Energy industry: manufacturing nuclear power plant equipment, gas turbine components and petrochemical equipment, etc.
Sewage treatment: used in sewage treatment plants to resist corrosion from chemicals and high-salinity water.
Architecture and building decoration: used for building facades, railings, handrails and other architectural decorative elements.

stainless steel processing

The manufacture of stainless steel involves a series of processes. First, the steel is melted, and then it is cast into solid form. After various forming steps, the steel is heat treated and then cleaned and polished to give it the desired finish. Next, it is packaged and sent to manufacturers, who weld and join the steel to produce the desired shapes.

The raw materials that constitute a stainless steel item are placed together and melted in a giant electric furnace. Intense heat is applied rigorously for a period of 8 to 12 hours during this step. Once the melting is complete, the molten steel is cast into desired semi-finished forms. Some of the most common forms or shapes include slabs, blooms (rectangular shapes), billets (these could either be round or square), rods, and tube rounds.

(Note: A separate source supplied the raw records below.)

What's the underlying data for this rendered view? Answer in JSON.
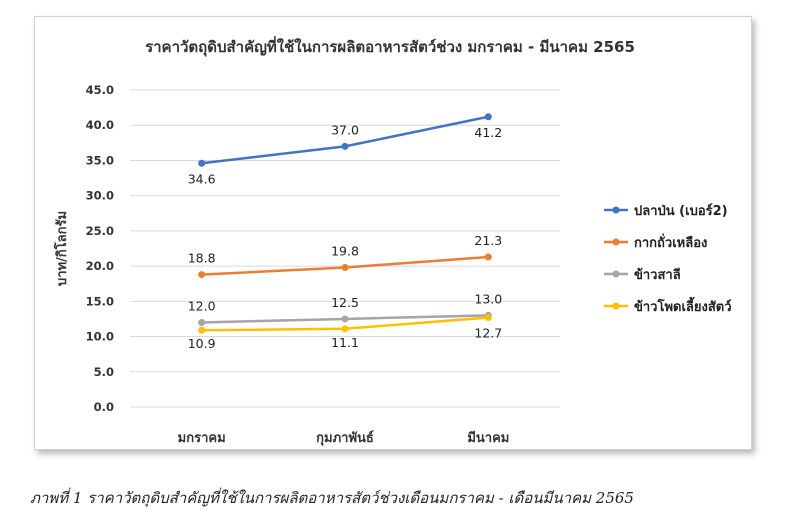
{
  "chart_data": {
    "type": "line",
    "title": "ราคาวัตถุดิบสำคัญที่ใช้ในการผลิตอาหารสัตว์ช่วง มกราคม - มีนาคม 2565",
    "xlabel": "",
    "ylabel": "บาท/กิโลกรัม",
    "categories": [
      "มกราคม",
      "กุมภาพันธ์",
      "มีนาคม"
    ],
    "ylim": [
      0,
      45
    ],
    "yticks": [
      "0.0",
      "5.0",
      "10.0",
      "15.0",
      "20.0",
      "25.0",
      "30.0",
      "35.0",
      "40.0",
      "45.0"
    ],
    "grid": true,
    "legend_position": "right",
    "series": [
      {
        "name": "ปลาป่น (เบอร์2)",
        "color": "#4472C4",
        "values": [
          34.6,
          37.0,
          41.2
        ],
        "labels": [
          "34.6",
          "37.0",
          "41.2"
        ]
      },
      {
        "name": "กากถั่วเหลือง",
        "color": "#ED7D31",
        "values": [
          18.8,
          19.8,
          21.3
        ],
        "labels": [
          "18.8",
          "19.8",
          "21.3"
        ]
      },
      {
        "name": "ข้าวสาลี",
        "color": "#A5A5A5",
        "values": [
          12.0,
          12.5,
          13.0
        ],
        "labels": [
          "12.0",
          "12.5",
          "13.0"
        ]
      },
      {
        "name": "ข้าวโพดเลี้ยงสัตว์",
        "color": "#FFC000",
        "values": [
          10.9,
          11.1,
          12.7
        ],
        "labels": [
          "10.9",
          "11.1",
          "12.7"
        ]
      }
    ]
  },
  "caption": "ภาพที่ 1 ราคาวัตถุดิบสำคัญที่ใช้ในการผลิตอาหารสัตว์ช่วงเดือนมกราคม - เดือนมีนาคม 2565"
}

In the second stage, the semi-finished steel shapes undergo a series of forming operations. For instance, the stainless steel is hot rolled (heated and passed through enormous rolls). The blooms and billets mentioned above are converted to bar and wire. The slabs on the other hand are formed into plates, strips or sheets. It is very common to turn semi-finished steel shapes into bars, as it is the most versatile stainless steel form (it comes in all grades and sizes). You have round, square, octagonal, and hexagonal bars, each suitable for a different type of application.

The various stainless steel forms undergo a thorough annealing process during this step. Annealing is another name for heat treatment where the stainless steel is heated and cooled in a controlled environment. The purpose of this heat treatment is to relieve the pent-up stress inside the stainless steel and soften the material to make it more suitable for a wide variety of applications. The people in charge of carrying out the annealing process have to be very careful about the conditions as even the slightest of changes in the temperature, pressure, duration, or cooling rate could result in a faulty product.

During the annealing process, a certain amount of scale appears on the surface of the stainless steel. This scale can be removed using a number of different processes that are collectively known as descaling. Pickling is one of the more common methods of carrying out the descaling process.

The semi-finished, heat-treated, and descaled stainless steel forms are cut into specific shapes in this step. Mechanical cutting is performed with the aid of guillotine knives, blanking, nibbling, and high-speed blades.

Finishing is applied to help the stainless steel product achieve its signature aesthetically appealing appearance. Finishes are also needed to make the stainless steel product smooth and easier to clean, which is a top requirement in sanitary applications.